Takahiro HIRAYAMA  Masahiro JIBIKI  Hiroaki HARAI  

IEICE TRANSACTIONS on Communications   Vol.E102-B   No.3   pp.452-463
Publication Date: 2019/03/01
Publicized: 2018/09/20
Online ISSN: 1745-1345
DOI: 10.1587/transcom.2018NVP0005
Type of Manuscript: Special Section PAPER (Special Section on Network Virtualization and Network Softwarization for Diverse 5G Services)
software-defined networking (SDN),  distributed SDN control,  failure recovery,  control plane,  

Full Text: FreePDF(2.1MB)

Software-defined networking (SDN) technology enables us to flexibly configure switches in a network. Previously, distributed SDN control methods have been discussed to improve their scalability and robustness.
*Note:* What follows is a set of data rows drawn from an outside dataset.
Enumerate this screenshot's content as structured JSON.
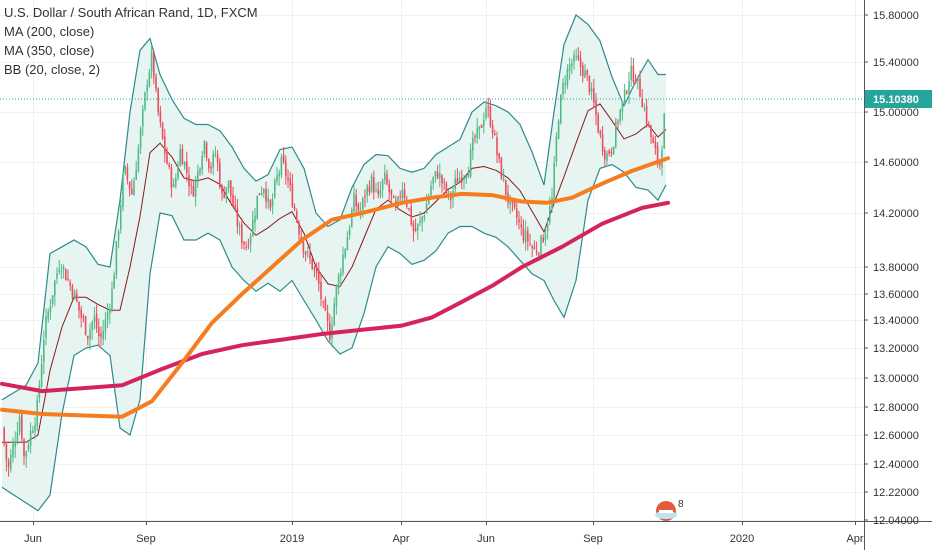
{
  "legend": {
    "title": "U.S. Dollar / South African Rand, 1D, FXCM",
    "ma200": "MA (200, close)",
    "ma350": "MA (350, close)",
    "bb": "BB (20, close, 2)"
  },
  "badge_count": "8",
  "colors": {
    "up": "#53b987",
    "down": "#eb4d5c",
    "bb_line": "#2e8b8b",
    "bb_fill": "#e6f4f2",
    "bb_basis": "#8b1a1a",
    "ma200": "#d5245c",
    "ma350": "#f57c1f",
    "price_tag": "#26a69a",
    "grid": "#eef0f2"
  },
  "chart_data": {
    "type": "candlestick",
    "title": "U.S. Dollar / South African Rand, 1D, FXCM",
    "x_labels": [
      "Jun",
      "Sep",
      "2019",
      "Apr",
      "Jun",
      "Sep",
      "2020",
      "Apr"
    ],
    "y_labels": [
      "15.80000",
      "15.40000",
      "15.00000",
      "14.60000",
      "14.20000",
      "13.80000",
      "13.60000",
      "13.40000",
      "13.20000",
      "13.00000",
      "12.80000",
      "12.60000",
      "12.40000",
      "12.22000",
      "12.04000"
    ],
    "last_price": 15.1038,
    "last_price_label": "15.10380",
    "close_path": [
      [
        0,
        12.65
      ],
      [
        6,
        12.35
      ],
      [
        12,
        12.55
      ],
      [
        18,
        12.75
      ],
      [
        22,
        12.45
      ],
      [
        28,
        12.6
      ],
      [
        35,
        12.78
      ],
      [
        42,
        13.3
      ],
      [
        50,
        13.6
      ],
      [
        58,
        13.85
      ],
      [
        66,
        13.7
      ],
      [
        72,
        13.6
      ],
      [
        78,
        13.45
      ],
      [
        86,
        13.3
      ],
      [
        92,
        13.42
      ],
      [
        98,
        13.25
      ],
      [
        104,
        13.4
      ],
      [
        110,
        13.62
      ],
      [
        116,
        14.05
      ],
      [
        122,
        14.55
      ],
      [
        130,
        14.35
      ],
      [
        138,
        14.8
      ],
      [
        145,
        15.25
      ],
      [
        150,
        15.45
      ],
      [
        155,
        15.05
      ],
      [
        160,
        14.8
      ],
      [
        166,
        14.55
      ],
      [
        172,
        14.38
      ],
      [
        178,
        14.7
      ],
      [
        184,
        14.55
      ],
      [
        190,
        14.35
      ],
      [
        196,
        14.52
      ],
      [
        202,
        14.78
      ],
      [
        208,
        14.55
      ],
      [
        214,
        14.68
      ],
      [
        220,
        14.32
      ],
      [
        226,
        14.45
      ],
      [
        232,
        14.22
      ],
      [
        238,
        14.05
      ],
      [
        244,
        13.95
      ],
      [
        250,
        14.1
      ],
      [
        256,
        14.35
      ],
      [
        262,
        14.42
      ],
      [
        268,
        14.2
      ],
      [
        274,
        14.45
      ],
      [
        280,
        14.6
      ],
      [
        286,
        14.45
      ],
      [
        292,
        14.25
      ],
      [
        298,
        14.05
      ],
      [
        304,
        13.9
      ],
      [
        310,
        13.82
      ],
      [
        316,
        13.7
      ],
      [
        322,
        13.45
      ],
      [
        328,
        13.3
      ],
      [
        334,
        13.62
      ],
      [
        340,
        13.85
      ],
      [
        346,
        14.05
      ],
      [
        352,
        14.3
      ],
      [
        358,
        14.2
      ],
      [
        364,
        14.38
      ],
      [
        370,
        14.45
      ],
      [
        376,
        14.3
      ],
      [
        382,
        14.48
      ],
      [
        388,
        14.35
      ],
      [
        394,
        14.2
      ],
      [
        400,
        14.42
      ],
      [
        406,
        14.25
      ],
      [
        412,
        14.05
      ],
      [
        418,
        14.12
      ],
      [
        424,
        14.25
      ],
      [
        430,
        14.45
      ],
      [
        436,
        14.52
      ],
      [
        442,
        14.4
      ],
      [
        448,
        14.3
      ],
      [
        454,
        14.45
      ],
      [
        460,
        14.5
      ],
      [
        466,
        14.55
      ],
      [
        472,
        14.78
      ],
      [
        478,
        14.85
      ],
      [
        484,
        15.05
      ],
      [
        490,
        14.9
      ],
      [
        496,
        14.62
      ],
      [
        502,
        14.42
      ],
      [
        508,
        14.25
      ],
      [
        514,
        14.18
      ],
      [
        520,
        14.05
      ],
      [
        526,
        14.0
      ],
      [
        532,
        13.92
      ],
      [
        538,
        13.95
      ],
      [
        544,
        14.1
      ],
      [
        550,
        14.3
      ],
      [
        556,
        14.95
      ],
      [
        562,
        15.25
      ],
      [
        568,
        15.38
      ],
      [
        574,
        15.42
      ],
      [
        580,
        15.35
      ],
      [
        586,
        15.25
      ],
      [
        592,
        15.05
      ],
      [
        598,
        14.8
      ],
      [
        604,
        14.65
      ],
      [
        610,
        14.72
      ],
      [
        616,
        14.95
      ],
      [
        622,
        15.1
      ],
      [
        628,
        15.32
      ],
      [
        634,
        15.28
      ],
      [
        640,
        15.1
      ],
      [
        646,
        14.9
      ],
      [
        652,
        14.7
      ],
      [
        658,
        14.58
      ],
      [
        664,
        15.1
      ]
    ],
    "ma200_path": [
      [
        0,
        12.96
      ],
      [
        40,
        12.91
      ],
      [
        80,
        12.93
      ],
      [
        120,
        12.95
      ],
      [
        160,
        13.06
      ],
      [
        200,
        13.16
      ],
      [
        240,
        13.22
      ],
      [
        280,
        13.26
      ],
      [
        320,
        13.3
      ],
      [
        360,
        13.33
      ],
      [
        400,
        13.36
      ],
      [
        430,
        13.42
      ],
      [
        460,
        13.54
      ],
      [
        490,
        13.66
      ],
      [
        520,
        13.8
      ],
      [
        560,
        13.95
      ],
      [
        600,
        14.12
      ],
      [
        640,
        14.24
      ],
      [
        666,
        14.28
      ]
    ],
    "ma350_path": [
      [
        0,
        12.78
      ],
      [
        40,
        12.75
      ],
      [
        80,
        12.74
      ],
      [
        120,
        12.73
      ],
      [
        150,
        12.84
      ],
      [
        180,
        13.1
      ],
      [
        210,
        13.38
      ],
      [
        240,
        13.6
      ],
      [
        270,
        13.8
      ],
      [
        300,
        14.0
      ],
      [
        330,
        14.15
      ],
      [
        360,
        14.2
      ],
      [
        400,
        14.28
      ],
      [
        430,
        14.32
      ],
      [
        460,
        14.35
      ],
      [
        490,
        14.34
      ],
      [
        520,
        14.29
      ],
      [
        545,
        14.28
      ],
      [
        570,
        14.32
      ],
      [
        600,
        14.43
      ],
      [
        630,
        14.53
      ],
      [
        666,
        14.63
      ]
    ],
    "bb_upper_path": [
      [
        0,
        12.85
      ],
      [
        12,
        12.9
      ],
      [
        24,
        12.95
      ],
      [
        36,
        13.1
      ],
      [
        48,
        13.9
      ],
      [
        60,
        13.95
      ],
      [
        72,
        14.0
      ],
      [
        84,
        13.95
      ],
      [
        96,
        13.82
      ],
      [
        108,
        13.8
      ],
      [
        118,
        14.3
      ],
      [
        128,
        15.0
      ],
      [
        138,
        15.5
      ],
      [
        148,
        15.6
      ],
      [
        158,
        15.3
      ],
      [
        170,
        15.1
      ],
      [
        182,
        14.95
      ],
      [
        194,
        14.9
      ],
      [
        206,
        14.9
      ],
      [
        218,
        14.85
      ],
      [
        230,
        14.72
      ],
      [
        242,
        14.55
      ],
      [
        254,
        14.45
      ],
      [
        266,
        14.5
      ],
      [
        278,
        14.7
      ],
      [
        290,
        14.72
      ],
      [
        302,
        14.55
      ],
      [
        314,
        14.2
      ],
      [
        326,
        14.1
      ],
      [
        338,
        14.15
      ],
      [
        350,
        14.4
      ],
      [
        362,
        14.58
      ],
      [
        374,
        14.66
      ],
      [
        386,
        14.65
      ],
      [
        398,
        14.55
      ],
      [
        410,
        14.52
      ],
      [
        422,
        14.55
      ],
      [
        434,
        14.66
      ],
      [
        446,
        14.72
      ],
      [
        458,
        14.78
      ],
      [
        470,
        15.0
      ],
      [
        482,
        15.08
      ],
      [
        494,
        15.05
      ],
      [
        506,
        15.0
      ],
      [
        518,
        14.9
      ],
      [
        530,
        14.68
      ],
      [
        542,
        14.42
      ],
      [
        552,
        15.0
      ],
      [
        562,
        15.55
      ],
      [
        574,
        15.8
      ],
      [
        586,
        15.72
      ],
      [
        598,
        15.58
      ],
      [
        610,
        15.28
      ],
      [
        622,
        15.05
      ],
      [
        634,
        15.25
      ],
      [
        646,
        15.42
      ],
      [
        656,
        15.3
      ],
      [
        664,
        15.3
      ]
    ],
    "bb_lower_path": [
      [
        0,
        12.25
      ],
      [
        12,
        12.2
      ],
      [
        24,
        12.15
      ],
      [
        36,
        12.1
      ],
      [
        48,
        12.2
      ],
      [
        60,
        12.75
      ],
      [
        72,
        13.15
      ],
      [
        84,
        13.2
      ],
      [
        96,
        13.22
      ],
      [
        108,
        13.15
      ],
      [
        118,
        12.65
      ],
      [
        128,
        12.6
      ],
      [
        138,
        12.85
      ],
      [
        148,
        13.75
      ],
      [
        158,
        14.2
      ],
      [
        170,
        14.18
      ],
      [
        182,
        14.0
      ],
      [
        194,
        14.0
      ],
      [
        206,
        14.05
      ],
      [
        218,
        14.0
      ],
      [
        230,
        13.8
      ],
      [
        242,
        13.7
      ],
      [
        254,
        13.62
      ],
      [
        266,
        13.68
      ],
      [
        278,
        13.62
      ],
      [
        290,
        13.7
      ],
      [
        302,
        13.55
      ],
      [
        314,
        13.4
      ],
      [
        326,
        13.25
      ],
      [
        338,
        13.16
      ],
      [
        350,
        13.2
      ],
      [
        362,
        13.45
      ],
      [
        374,
        13.8
      ],
      [
        386,
        13.95
      ],
      [
        398,
        13.9
      ],
      [
        410,
        13.82
      ],
      [
        422,
        13.85
      ],
      [
        434,
        13.92
      ],
      [
        446,
        14.05
      ],
      [
        458,
        14.1
      ],
      [
        470,
        14.1
      ],
      [
        482,
        14.05
      ],
      [
        494,
        14.02
      ],
      [
        506,
        13.95
      ],
      [
        518,
        13.85
      ],
      [
        530,
        13.75
      ],
      [
        542,
        13.7
      ],
      [
        552,
        13.55
      ],
      [
        562,
        13.42
      ],
      [
        574,
        13.7
      ],
      [
        586,
        14.3
      ],
      [
        598,
        14.55
      ],
      [
        610,
        14.58
      ],
      [
        622,
        14.52
      ],
      [
        634,
        14.4
      ],
      [
        646,
        14.38
      ],
      [
        656,
        14.3
      ],
      [
        664,
        14.42
      ]
    ]
  }
}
Distributed placement of controllers and backing up each other enhance robustness. However, these techniques do not include an emergency measure against large-scale failures such as network separation induced by disasters. In this study, we first propose a network partitioning method to create a robust control plane (C-Plane) against large-scale failures. In our approach, networks are partitioned into multiple sub-networks based on robust topology coefficient (RTC). RTC denotes the probability that nodes in a sub-network isolate from controllers when a large-scale failure occurs. By placing a local controller onto each sub-network, 6%-10% of larger controller-switch connections will be retained after failure as compared to other approaches. Furthermore, we discuss reactive emergency reconstruction of a distributed SDN C-plane. Each node detects a disconnection to its controller. Then, C-plane will be reconstructed by isolated switches and managed by the other substitute controller. Meanwhile, our approach reconstructs C-plane when network connectivity recovers. The main and substitute controllers detect network restoration and merge their C-planes without conflict. Simulation results reveal that our proposed method recovers C-plane logical connectivity with a probability of approximately 90% when failure occurs in 100 node networks. Furthermore, we demonstrate that the convergence time of our reconstruction mechanism is proportional to the network size.